Eric Campbell, 23, is charged with two counts of first-degree murder, first-degree burglary, second-degree arson, robbery with a dangerous weapon, larceny of a motor vehicle, financial card theft, identity theft and two counts of cruelty to animals in the New Year's Day 2015 deaths of Jerome Faulkner, 73, and his wife, Dora Faulkner, 62.
Authorities say Campbell and his father, Edward Watson Campbell, both of Alvin, Texas, stormed into the Faulkners' home, just north of Oxford, robbed them, set fire to the house and killed them before fleeing in both the couple's Chevrolet Silverado and a stolen SUV.
Police in Lewisburg, W.Va., arrested the father and son later that day following a shootout, and investigators found the Faulkners' bodies under a mattress in the back of the pickup.
Edward Campbell killed himself last year at Raleigh’s Central Prison, where he was being held.
Defense attorney Will Durham argued Tuesday that Edward Campbell carried out the crime spree and his son was an unwilling participant.
"There is no affirmative evidence that Eric Campbell actually committed any of the acts resulting in death or that he wanted them to occur," Durham told Superior Court Judge Henry Hight.
Edward Campbell was an abusive, manipulative father who "used force and threats to get what he wanted," and Eric Campbell couldn't stand up to him, Durham said.
"Whether that failing makes him culpable of the crimes in this case ... is what will be the subject of this trial," the attorney said.
The father had jumped bail in a Texas domestic violence case and had taken his son on a cross-country "camping trip," Durham said. When they were running low on money, he said, Edward Campbell decided to rob the Faulkners.
Eric Campbell was outside the house, thinking it was a simple robbery, Durham said. But he heard screaming from inside, and by the time he went in the house on his father's orders to search for financial documents, the Faulkners lay gravely wounded on the floor, Durham said.

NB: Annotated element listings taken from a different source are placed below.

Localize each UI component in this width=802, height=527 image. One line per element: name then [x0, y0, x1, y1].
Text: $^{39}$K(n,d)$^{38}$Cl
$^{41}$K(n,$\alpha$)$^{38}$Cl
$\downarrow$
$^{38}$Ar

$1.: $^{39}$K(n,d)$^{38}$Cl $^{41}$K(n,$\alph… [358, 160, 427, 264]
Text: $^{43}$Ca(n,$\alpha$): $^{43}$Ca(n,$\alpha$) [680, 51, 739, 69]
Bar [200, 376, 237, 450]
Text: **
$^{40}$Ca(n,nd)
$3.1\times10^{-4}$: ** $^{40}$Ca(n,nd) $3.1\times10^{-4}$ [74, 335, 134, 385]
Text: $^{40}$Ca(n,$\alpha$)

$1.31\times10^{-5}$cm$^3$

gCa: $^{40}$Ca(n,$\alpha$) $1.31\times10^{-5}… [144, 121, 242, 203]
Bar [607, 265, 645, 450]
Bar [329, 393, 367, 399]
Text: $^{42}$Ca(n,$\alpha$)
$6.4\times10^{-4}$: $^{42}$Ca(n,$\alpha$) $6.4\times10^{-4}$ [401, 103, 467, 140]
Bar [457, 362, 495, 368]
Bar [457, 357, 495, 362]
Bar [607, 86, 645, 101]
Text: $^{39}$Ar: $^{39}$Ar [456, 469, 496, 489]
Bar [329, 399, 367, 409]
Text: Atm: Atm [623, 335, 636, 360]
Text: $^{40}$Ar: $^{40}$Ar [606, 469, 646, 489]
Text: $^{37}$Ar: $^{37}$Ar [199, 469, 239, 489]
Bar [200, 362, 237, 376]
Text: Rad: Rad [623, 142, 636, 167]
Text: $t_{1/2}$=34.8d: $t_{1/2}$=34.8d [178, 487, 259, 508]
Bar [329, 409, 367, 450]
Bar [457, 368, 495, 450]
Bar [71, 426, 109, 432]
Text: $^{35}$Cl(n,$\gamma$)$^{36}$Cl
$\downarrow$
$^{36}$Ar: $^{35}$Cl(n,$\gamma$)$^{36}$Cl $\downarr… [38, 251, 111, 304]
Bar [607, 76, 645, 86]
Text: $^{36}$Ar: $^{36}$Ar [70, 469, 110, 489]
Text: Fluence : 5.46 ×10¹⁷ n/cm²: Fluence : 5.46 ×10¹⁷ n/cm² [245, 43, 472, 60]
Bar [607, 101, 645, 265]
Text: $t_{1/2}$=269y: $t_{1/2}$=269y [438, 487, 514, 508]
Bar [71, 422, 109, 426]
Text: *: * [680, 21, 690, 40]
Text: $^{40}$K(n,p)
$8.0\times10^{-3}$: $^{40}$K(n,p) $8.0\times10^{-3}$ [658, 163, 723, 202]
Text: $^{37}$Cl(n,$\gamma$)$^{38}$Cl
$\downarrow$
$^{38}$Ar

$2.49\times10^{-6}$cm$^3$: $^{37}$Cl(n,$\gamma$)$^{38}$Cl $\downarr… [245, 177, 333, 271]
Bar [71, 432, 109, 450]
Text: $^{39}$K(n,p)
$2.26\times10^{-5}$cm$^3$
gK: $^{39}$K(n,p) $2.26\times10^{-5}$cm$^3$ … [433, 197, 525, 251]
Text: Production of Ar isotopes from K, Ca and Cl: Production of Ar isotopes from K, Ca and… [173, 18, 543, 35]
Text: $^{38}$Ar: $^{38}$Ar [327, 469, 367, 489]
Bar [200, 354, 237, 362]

"Eric was very scared of his father, and he should have been. His father was scary," he said, adding that the son's mere participation doesn't warrant the possibility of a death sentence.
Granville County Assistant District Attorney Allison Capps countered that Eric Campbell "might not have been the main participant ... (but) he also participated" in killing the Faulkners.
"Three instruments used as weapons in the case required more than one person," Capps told Hight without elaboration.
Search warrants in the case state that a blood-stained crossbow with two of its four blades missing was found in the home.
"The evidence suggests that the Faulkners were tortured," Campbell said. "There were certainly moments or even prolonged periods of time for premeditation and deliberation."
Hight said he would hold off on deciding whether the case should proceed as a capital case or a simple murder trial without the prospect of the death penalty. The judge did deny a defense motion to move the trial out of Granville County.